External features containing the detailed textual description of the imported libraries into a cell are included in order to extract information about its purpose.
packages_info This feature indicates the man-page information about the libraries imported in a given cell. The information contains the description of libraries as given in an external source: The Python Package Index (pypi)a. It provides information about the libraries imported in the cell using a detailed description, thus providing a larger bag of distinctive words.
Statistical/Metric features: Statistical or Software Metric-based features are features that contain code metrics for a given cell. Below custom metrics are generated using class:NotebookMetrics and class:CodeCellMetrics. The metric-based features are included under the view that structural information of the notebook can provide information about the data science step.
no_linesofcode Lines of code indicates the total number of lines in a given cell of cell_type code. It provides statistical information about the density of a code cell which could be indicative of the data science step because certain activities require a lot of lines of code than others. For example, data_preprocessing may have a lot of lines of code.
no_linesofcomment Lines of comment indicates the total number of comment lines in a given cell of cell_type code. Any line that starts with ’#’ is considered a comment line. It provides statistical information about the density of comments in a code cell which could be indicative of a certain data science step.
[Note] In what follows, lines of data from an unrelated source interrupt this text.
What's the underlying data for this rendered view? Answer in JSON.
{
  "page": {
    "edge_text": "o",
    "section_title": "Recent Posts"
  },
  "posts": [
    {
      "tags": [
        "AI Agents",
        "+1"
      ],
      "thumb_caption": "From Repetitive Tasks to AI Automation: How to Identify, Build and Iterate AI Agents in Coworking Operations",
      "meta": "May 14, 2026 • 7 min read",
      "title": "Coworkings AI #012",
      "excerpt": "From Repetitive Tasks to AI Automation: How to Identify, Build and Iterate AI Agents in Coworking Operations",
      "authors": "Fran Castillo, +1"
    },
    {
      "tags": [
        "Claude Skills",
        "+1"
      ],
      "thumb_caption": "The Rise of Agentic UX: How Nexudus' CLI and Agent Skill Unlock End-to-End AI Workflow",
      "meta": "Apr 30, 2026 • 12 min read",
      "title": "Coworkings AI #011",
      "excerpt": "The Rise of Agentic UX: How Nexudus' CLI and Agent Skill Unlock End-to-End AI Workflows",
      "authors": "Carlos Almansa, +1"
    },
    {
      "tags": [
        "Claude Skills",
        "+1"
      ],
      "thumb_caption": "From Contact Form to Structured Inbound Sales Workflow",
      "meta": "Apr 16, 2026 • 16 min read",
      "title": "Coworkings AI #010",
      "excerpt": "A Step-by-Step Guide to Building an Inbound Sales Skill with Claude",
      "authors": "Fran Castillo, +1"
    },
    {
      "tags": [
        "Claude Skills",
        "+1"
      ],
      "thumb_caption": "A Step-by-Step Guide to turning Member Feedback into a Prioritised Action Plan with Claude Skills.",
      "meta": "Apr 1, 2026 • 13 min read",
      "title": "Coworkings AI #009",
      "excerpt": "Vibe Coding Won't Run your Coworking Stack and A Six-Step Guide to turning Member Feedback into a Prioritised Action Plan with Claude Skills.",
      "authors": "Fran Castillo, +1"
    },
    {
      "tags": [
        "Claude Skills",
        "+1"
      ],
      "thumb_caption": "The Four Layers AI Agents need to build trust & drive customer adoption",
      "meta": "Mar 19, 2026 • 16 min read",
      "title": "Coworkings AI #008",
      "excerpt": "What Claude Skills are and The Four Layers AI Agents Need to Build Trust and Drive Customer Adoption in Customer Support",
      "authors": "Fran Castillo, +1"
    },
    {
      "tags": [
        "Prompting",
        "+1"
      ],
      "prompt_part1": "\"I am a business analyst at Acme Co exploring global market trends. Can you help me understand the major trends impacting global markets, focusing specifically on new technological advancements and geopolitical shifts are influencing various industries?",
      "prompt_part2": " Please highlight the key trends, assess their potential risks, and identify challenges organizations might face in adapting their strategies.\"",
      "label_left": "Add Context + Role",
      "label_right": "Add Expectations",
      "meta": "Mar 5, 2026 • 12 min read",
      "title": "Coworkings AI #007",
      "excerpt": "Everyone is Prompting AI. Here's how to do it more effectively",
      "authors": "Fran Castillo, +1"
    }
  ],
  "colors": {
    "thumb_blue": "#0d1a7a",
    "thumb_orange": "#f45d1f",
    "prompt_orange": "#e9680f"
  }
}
For example, data_exploration may have a lot of lines of comments explaining the insights.
function_count Function count indicates the number of functions in a given cell of cell_type code. Any line that starts with the keyword ’def’ is considered to be a function. It provides statistical information about the number of functions created in a code cell which can indicate certain data science step (Barstad et al. 2014). For example, helper_functions will not have any functions defined.
variable_count Variable count indicates the number of variables in a given cell of cell_type code. A variable is considered to be any keyword composed of alphanumerics and _ with a ’=’ to the right. Parameters are not considered. It provides statistical information about cell structure and thus may help in identifying the data science step it is associated with (Barstad et al. 2014). For example, data_preprocessing may have a lot of variables compared to helper_functions.